Electron-hole droplet transport up to near-sonic velocity in Si

Abstract

In the past, several interesting effects have been observed in conducting systems where the carrier drift velocity is made to exceed the sound velocity. Nonlinear momentum damping and phonon amplification have been demonstrated in several materials (Cds,Ge,PbTe). However, high drift velocities with a high density of carriers produce immense current densities, which cause very rapid carrier and sample heating. This heating limits such transport studies to very short current pulses. In contrast, a dense, high-mobility system of photoexcited carriers in ultrapure Si allows more complete study of the near-sonic transport regime. The electron-hole liquid which condenses at low temperatures is a highly degenerate conductor. The liquid takes the form of electron-hole droplets (EHD's) of micrometer size and fixed density.

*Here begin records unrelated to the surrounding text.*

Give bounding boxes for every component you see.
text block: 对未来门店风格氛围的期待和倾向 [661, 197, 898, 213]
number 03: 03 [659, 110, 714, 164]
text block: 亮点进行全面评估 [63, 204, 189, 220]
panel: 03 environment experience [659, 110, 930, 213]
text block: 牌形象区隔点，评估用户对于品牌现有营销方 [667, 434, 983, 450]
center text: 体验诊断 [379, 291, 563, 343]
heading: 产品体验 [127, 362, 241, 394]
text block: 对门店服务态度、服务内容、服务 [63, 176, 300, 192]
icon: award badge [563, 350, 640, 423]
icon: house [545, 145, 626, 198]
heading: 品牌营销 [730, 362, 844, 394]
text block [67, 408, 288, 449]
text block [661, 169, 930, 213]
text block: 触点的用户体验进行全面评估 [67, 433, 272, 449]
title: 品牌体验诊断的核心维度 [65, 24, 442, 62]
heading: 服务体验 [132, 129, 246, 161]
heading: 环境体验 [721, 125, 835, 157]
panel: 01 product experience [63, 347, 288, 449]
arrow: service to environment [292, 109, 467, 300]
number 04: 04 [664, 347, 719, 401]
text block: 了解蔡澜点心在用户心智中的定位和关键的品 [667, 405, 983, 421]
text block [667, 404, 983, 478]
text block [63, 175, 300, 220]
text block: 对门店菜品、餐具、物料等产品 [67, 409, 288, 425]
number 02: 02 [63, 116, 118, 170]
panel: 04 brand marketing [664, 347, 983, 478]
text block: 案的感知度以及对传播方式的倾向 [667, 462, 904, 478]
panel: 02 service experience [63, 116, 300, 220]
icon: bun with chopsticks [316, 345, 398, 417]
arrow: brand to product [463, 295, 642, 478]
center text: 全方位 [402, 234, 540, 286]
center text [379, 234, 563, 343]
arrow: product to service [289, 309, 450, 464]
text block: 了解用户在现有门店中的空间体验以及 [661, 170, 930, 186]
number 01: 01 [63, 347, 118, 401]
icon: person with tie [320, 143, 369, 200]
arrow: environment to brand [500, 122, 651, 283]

The total amount of conducting volume is thus controlled by excitation level. The low carrier density (relative to a metal) and small volume of the liquid, together with the high droplet mobility, tremendously reduce the rate of sample heating by carrier-phonon scattering, compared to a normal metal. In our experiments, with $T\le 2.1$ K, the electrically neutral EHD's are accelerated by a strain-induced gradient in the semiconductor energy gap $E_g\mathrm{}\left(x\right)\mathrm{}$. The energy shift of the recombination luminescence peak gives the motive force per pair, $F_{\sigma }=-\frac{d{E}_g}{\mathrm{dx}}$. In this paper we report basic measurements of the EHD mobility in Si. The measured drift velocity $v_d$ is found to be proportional to $F_{\sigma }$ as long as $v_d$ is much less than the sound velocity $S$. We further find that the momentum damping rate, ${\tau }^{-1\mathrm{}}=\frac{F_{\sigma }}{m{v}_d}$, increases as $S$ is approached. For $v_d<0.9S$ the observed damping is consistent with a theory describing the absorption and re-emission of thermal phonons (D'yakanov and Subashiev, 1978). At low velocity the observed droplet mobility exhibits the rapid $T$ dependence predicted by the Bloch conductivity theory for a degenerate Fermi liquid. The data show a saturation in $v_d$ at $0.9S$ that indicates a sharp increase in damping. The thermal-phonon scattering theory does not predict such a velocity limit. However, a "sound barrier," due to the Cherenkov-type emission of phonons when $v_d\ge S$, has been predicted. We propose that the observed velocity saturation is due to this effect.